Unit 3 - Sequence Pattern Mining Algorithm Flashcards
What is sequence pattern mining?
Search for association Pattern Mining that occurs over time
eg.
1. 01 Jan 2010: Wheat biscuits
2. 03 Jan 2010: Soy milk
3. 05 Jan 2010: Honey cereal
What is an itemset in sequence pattern mining?
the set of items bought by a customer that are grouped by timestamp (e.g. all the products bought by a customer on 31 May 08 in a supermarket).
What is sequence pattern mining useful for?
Useful when data to be mined have some sequential nature
The goal of sequence pattern mining?
To discover frequent sequences of itemsets in a dataset
What’s a sequence?
A list of items that tend to occur in a predictable order
Sequence pattern mining good in which sort of business?

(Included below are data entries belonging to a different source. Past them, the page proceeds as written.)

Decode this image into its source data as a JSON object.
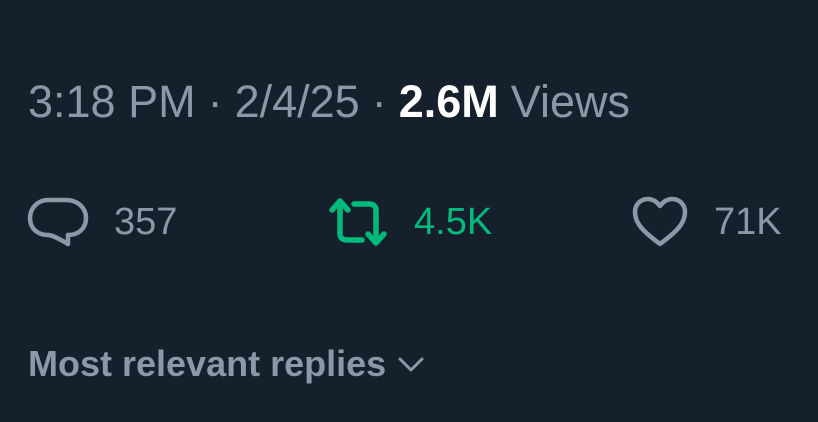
{
  "tweet_meta": {
    "time": "3:18 PM",
    "separator": "·",
    "date": "2/4/25",
    "views_count": "2.6M",
    "views_label": "Views"
  },
  "actions": {
    "replies": {
      "icon": "reply-bubble-icon",
      "count": "357"
    },
    "reposts": {
      "icon": "repost-icon",
      "count": "4.5K",
      "active_color": "#00ba7c"
    },
    "likes": {
      "icon": "heart-outline-icon",
      "count": "71K"
    }
  },
  "replies_sort": {
    "label": "Most relevant replies",
    "icon": "chevron-down-icon"
  },
  "colors": {
    "background": "#16202c",
    "muted_text": "#8b98a5",
    "primary_text": "#ffffff",
    "repost_green": "#00ba7c"
  }
}
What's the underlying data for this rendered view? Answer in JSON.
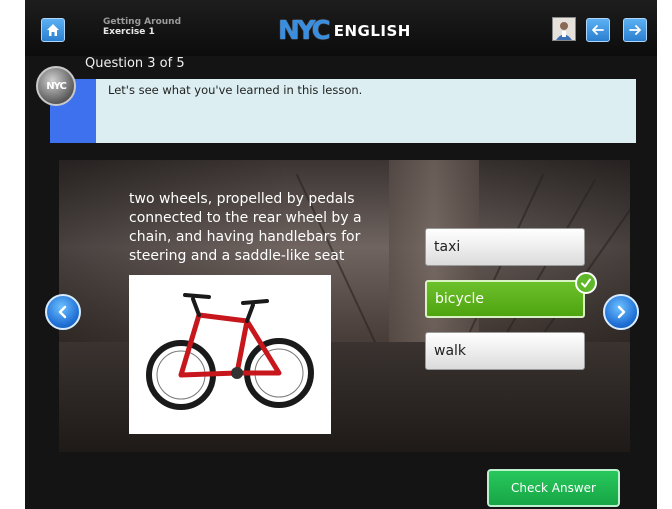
{
  "breadcrumb": {
    "line1": "Getting Around",
    "line2": "Exercise 1"
  },
  "logo": {
    "mark": "NYC",
    "word": "ENGLISH"
  },
  "badge": {
    "text": "NYC"
  },
  "question": {
    "header": "Question 3 of 5",
    "instruction": "Let's see what you've learned in this lesson."
  },
  "clue": "two wheels, propelled by pedals connected to the rear wheel by a chain, and having handlebars for steering and a saddle-like seat",
  "choices": [
    {
      "label": "taxi",
      "selected": false
    },
    {
      "label": "bicycle",
      "selected": true
    },
    {
      "label": "walk",
      "selected": false
    }
  ],
  "check_answer_label": "Check Answer",
  "colors": {
    "accent_blue": "#3e71ee",
    "selected_green": "#4ea40f",
    "check_green": "#17a546",
    "instruction_bg": "#dceef2"
  },
  "icons": [
    "home-icon",
    "profile-icon",
    "arrow-left-icon",
    "arrow-right-icon",
    "chevron-left-icon",
    "chevron-right-icon",
    "checkmark-icon"
  ]
}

The retail industry is the most common area in which time-ordered transactions are generated. Insurance claims, bank transactions and medical procedures are other potential applications. Sequence pattern mining can be used to improve decision-making in a wide variety of applications such as market basket analysis, churn analysis and prevention, fraud detection, and security analysis.
What are the types of decision-making can be supported by sequence pattern mining?
> Knowing what customers will buy next
- help to target appropriate customers
- identify cross-selling opportunities
Based on purchase patterns & attributes
- Segment customers to better understand profile
- determine response propensities (to product offers) of each segment
- anticipate & prevent customer churn
- Detect patterns of potentially harmful behaviour (fraud detection)
identify sequential symptoms to aid effective medical diagnosis
What is phase 1 of sequence pattern mining?
Continuously constructs a lattice of all large itemsets. The algorithm removes itemsets from the lattice when their maximum support level falls below defined threshold support. Continues until end of the transaction
What is phase 2 of sequence pattern mining?
rescans the transactions and continues to remove itemsets that have maxSupport below the defined threshold support. Phase II can now accurately compute the number of occurrences of each remaining itemset in the lattice.